Mum still cooks a lot of food – as she said this year, “I only ever learned how to do Christmas for lots of people”. This year we had turkey breast and roast pork and roast vegies and trifle and pudding. Yes, there were only three of us.
After lunch we often watch something to chill out in the afternoon (this year it was Guardians of the Galaxy, my choice even though Nick had already seen it twice and it wasn’t really mum’s kind of thing). Then Nick escapes home to hang out with his friends and mum and I usually crash.

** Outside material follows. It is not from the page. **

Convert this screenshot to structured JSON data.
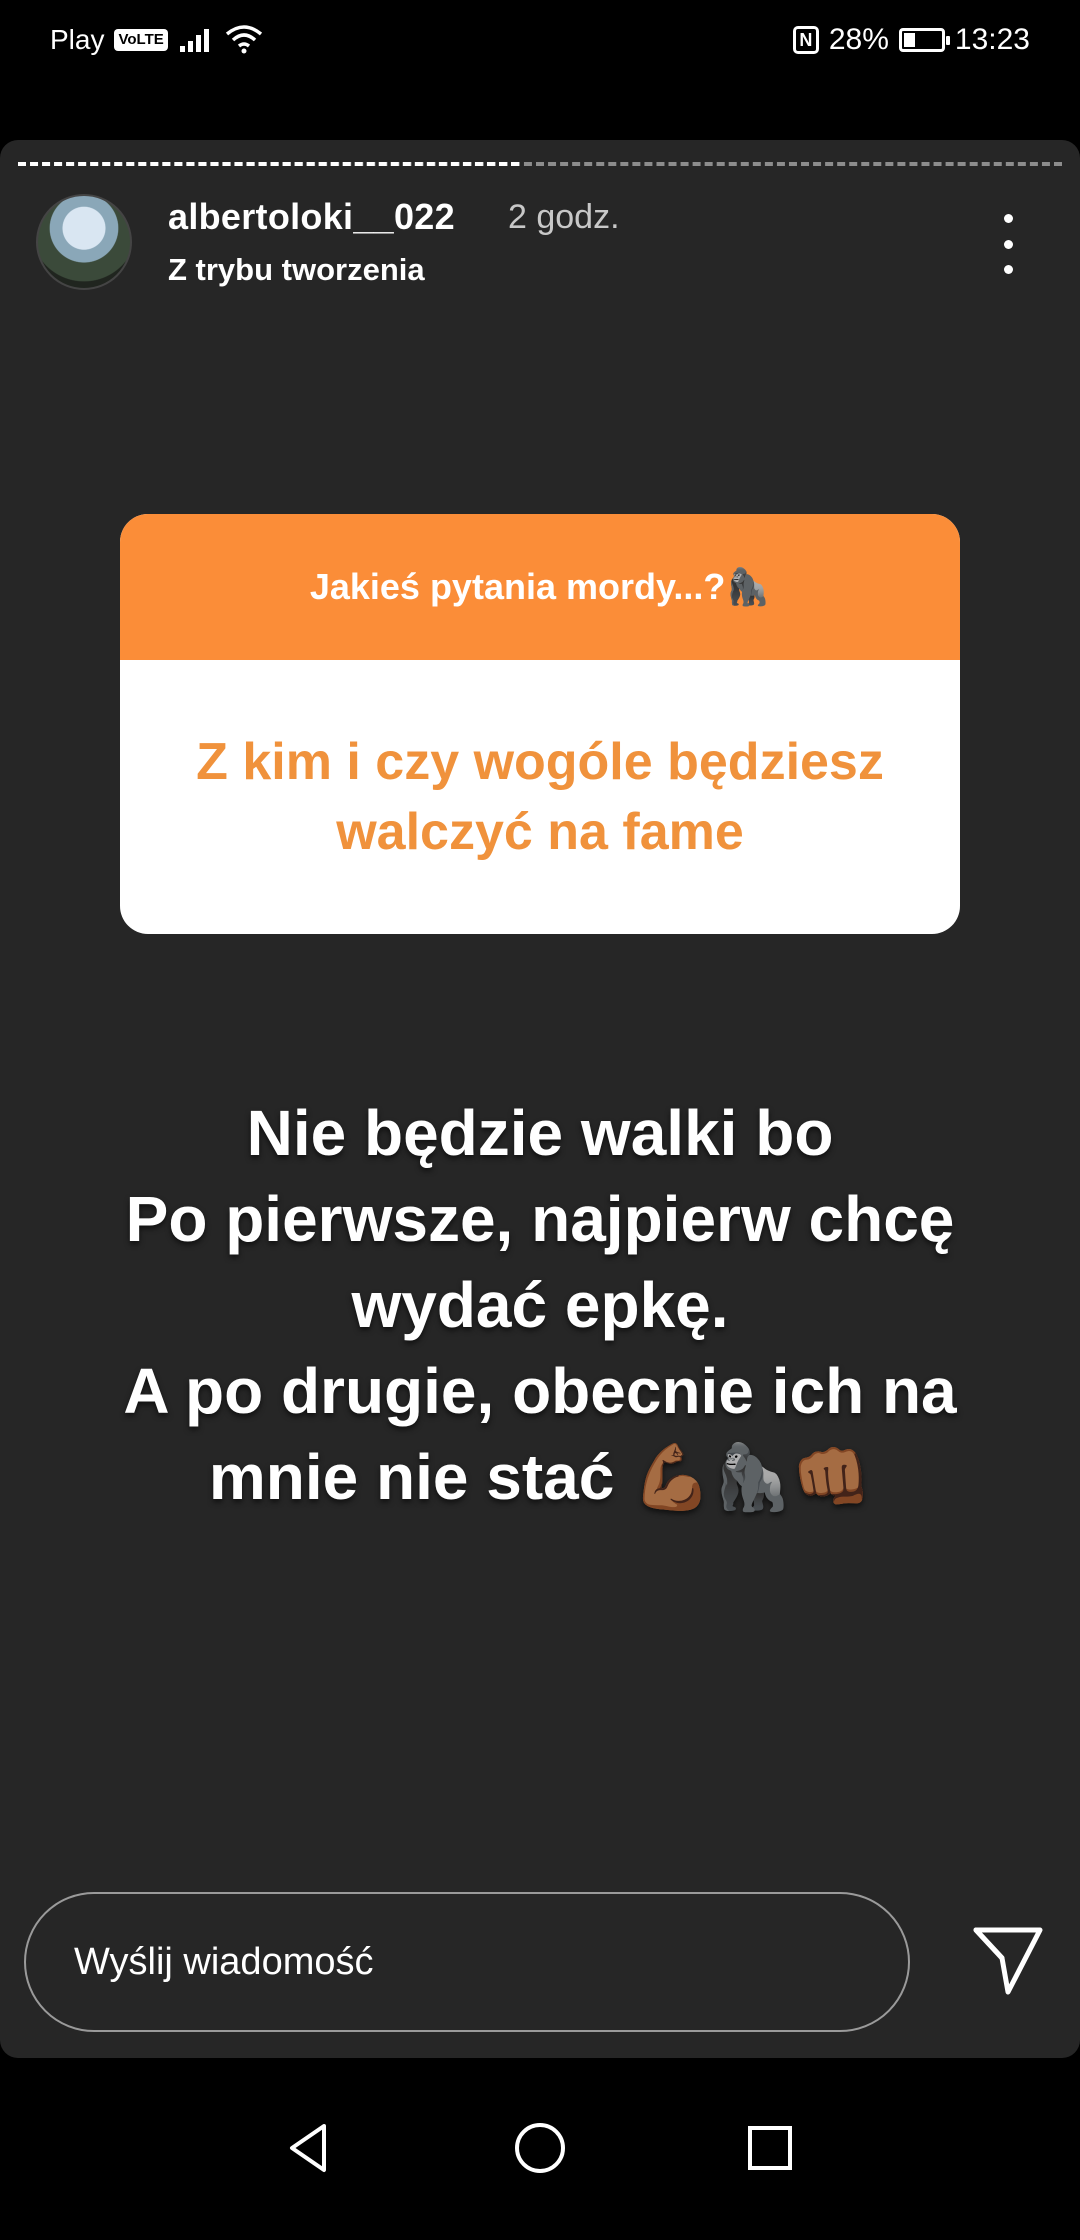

I must admit, I don’t envy those of my friends who have multiple family shindigs they have to rush around to. It sounds quite exhausting! I love that we get to relax and enjoy the day. But there is a little melancholy that stirs each year for what used to be and what isn’t anymore, that there’s all this build up and then the day comes and it feels a bit…anticlimactic? I read Pip’s post about her Christmas and I realised that’s it – we’re all grown up now and it doesn’t have that same whirlwind excitement as it did when we were younger. It would be very different if my brother and I had spouses and children; we would be the ones having to visit multiple families and calm down crazy kids hopped up on sugar and presents. It would be nice to make a Christmas special for a child and pass on the things that delighted me as a child.
This morning I remembered kids all over the world would be getting their Operation Christmas Child shoeboxes (something I try to participate in most years) and I realised I did give that Christmas whirlwind excitement to a child this year, a girl aged 5-9 somewhere in Cambodia. And it filled me with gladness!